L’intérieur de ces églises était sombre, les tons des tableaux étaient sourds, chaque rayon de lumière était spectaculaire. Des moines chantaient des psaumes d’une voix grave qui venait de très loin dans le ventre, et de minuscules bigotes vêtues de blanc s’agenouillaient devant des autels, le corps tout tordu à force de prier. Tout semblait avoir un signification profonde. L’odeur de l’encens étaient très forte. Le mélange de ce parfum, des cantiques, des peintures et de l’obscurité produisait une atmosphère indescriptible. Je me sentais apaisée mais solennelle, je prenais la mesure de ce moment exceptionnel tout en me laissant envoûter par les effluves, les chants, le rouge et le noir. Tesfaye, mon guide ce jour-là, m’a ensuite emmenée dans un passage secret, un long tunnel souterrain qui reliait deux des églises. Ce fut ma deuxième expérience de mort imminente.
Le noir de ce couloir était d’une intensité étourdissante, j’étais à la fois pétrifiée et fébrile, l’obscurité totale m’hypnotisait. J’étais affreusement mal à l’aise parce qu’il me tenait la main, il suait, et je me disais qu’il aurait tout aussi bien pu me tuer et me laisser pourrir là, on m’aurait jamais retrouvée.
Après, nous sommes allés observer le site de plus haut, au sommet d’une colline. Il m’a dit qu’il voulait qu’on se marie et que l’Europe c’était le must. Je découvrirai plus tard que tous les hommes rencontrés là-bas pensent pareil. Il voulait aussi une meilleure couverture 3G dans la région, et il aimait les montres. Ca m’a fait réaliser le biais total de l’idée de base du « développement ». Je trouvais absurde qu’il nous envie notre confort matériel alors que tout cela ne trouve absolument pas sa place dans la vie simple et saine, proche de la nature, de la plupart des Ethiopiens. C’est simpliste, c’est naïf, voire dédaigneux, mais je peux pas m’en empêcher.

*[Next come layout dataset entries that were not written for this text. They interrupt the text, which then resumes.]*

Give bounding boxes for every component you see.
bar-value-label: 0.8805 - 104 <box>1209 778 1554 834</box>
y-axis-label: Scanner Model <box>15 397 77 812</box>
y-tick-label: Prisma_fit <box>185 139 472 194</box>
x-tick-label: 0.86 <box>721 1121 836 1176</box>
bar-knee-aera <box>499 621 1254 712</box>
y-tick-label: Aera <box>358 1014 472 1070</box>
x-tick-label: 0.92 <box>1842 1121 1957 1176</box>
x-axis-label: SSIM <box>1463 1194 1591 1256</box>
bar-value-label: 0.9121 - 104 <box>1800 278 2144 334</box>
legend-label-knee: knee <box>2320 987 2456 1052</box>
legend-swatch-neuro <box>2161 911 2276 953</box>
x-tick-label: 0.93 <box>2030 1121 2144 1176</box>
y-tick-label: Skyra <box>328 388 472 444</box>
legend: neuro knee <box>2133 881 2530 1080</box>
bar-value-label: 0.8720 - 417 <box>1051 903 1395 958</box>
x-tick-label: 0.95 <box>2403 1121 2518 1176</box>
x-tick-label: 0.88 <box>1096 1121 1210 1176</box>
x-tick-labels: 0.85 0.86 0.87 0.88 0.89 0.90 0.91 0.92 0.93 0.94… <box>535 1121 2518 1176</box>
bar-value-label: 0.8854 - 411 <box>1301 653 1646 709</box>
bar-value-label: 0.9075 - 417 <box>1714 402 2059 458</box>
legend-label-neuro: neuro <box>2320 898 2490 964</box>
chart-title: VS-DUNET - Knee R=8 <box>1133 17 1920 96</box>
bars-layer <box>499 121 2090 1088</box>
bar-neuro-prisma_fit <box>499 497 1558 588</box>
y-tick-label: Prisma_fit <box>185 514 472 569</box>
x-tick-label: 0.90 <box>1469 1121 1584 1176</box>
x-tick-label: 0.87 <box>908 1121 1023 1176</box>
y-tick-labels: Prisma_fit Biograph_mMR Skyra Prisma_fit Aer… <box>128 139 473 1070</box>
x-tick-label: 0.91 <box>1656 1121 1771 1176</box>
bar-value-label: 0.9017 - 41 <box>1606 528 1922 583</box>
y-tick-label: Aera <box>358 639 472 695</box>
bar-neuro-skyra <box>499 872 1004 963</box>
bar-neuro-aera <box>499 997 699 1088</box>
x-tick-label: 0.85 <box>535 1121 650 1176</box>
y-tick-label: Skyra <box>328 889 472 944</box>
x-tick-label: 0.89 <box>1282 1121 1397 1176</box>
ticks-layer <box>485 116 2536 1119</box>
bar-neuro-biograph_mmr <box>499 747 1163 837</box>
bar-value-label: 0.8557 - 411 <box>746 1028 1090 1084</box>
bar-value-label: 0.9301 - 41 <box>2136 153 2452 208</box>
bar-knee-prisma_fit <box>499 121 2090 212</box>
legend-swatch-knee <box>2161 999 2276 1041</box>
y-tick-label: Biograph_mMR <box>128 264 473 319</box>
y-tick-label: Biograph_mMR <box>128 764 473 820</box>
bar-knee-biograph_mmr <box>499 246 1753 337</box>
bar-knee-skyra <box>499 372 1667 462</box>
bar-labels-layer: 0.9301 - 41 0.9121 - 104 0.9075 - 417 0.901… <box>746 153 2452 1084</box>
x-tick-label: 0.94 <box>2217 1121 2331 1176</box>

En fin de journée, j’ai fait une sieste en écoutant une pluie tomber à tout rompre, et au soir on est plus ou moins sortis en boite avec Tesfaye: il m’a emmenée dans « The Old Coffee House », une grande hutte assez chic où des bandes de jeunes viennent danser, en mode battle. La danse de la région du Tigré est un peu crunk, les mouvements sont hachés et très classes. On a bu du teji, aussi appelé « honey wine », et les étoiles brillaient comme si elles allaient s’éteindre bientôt.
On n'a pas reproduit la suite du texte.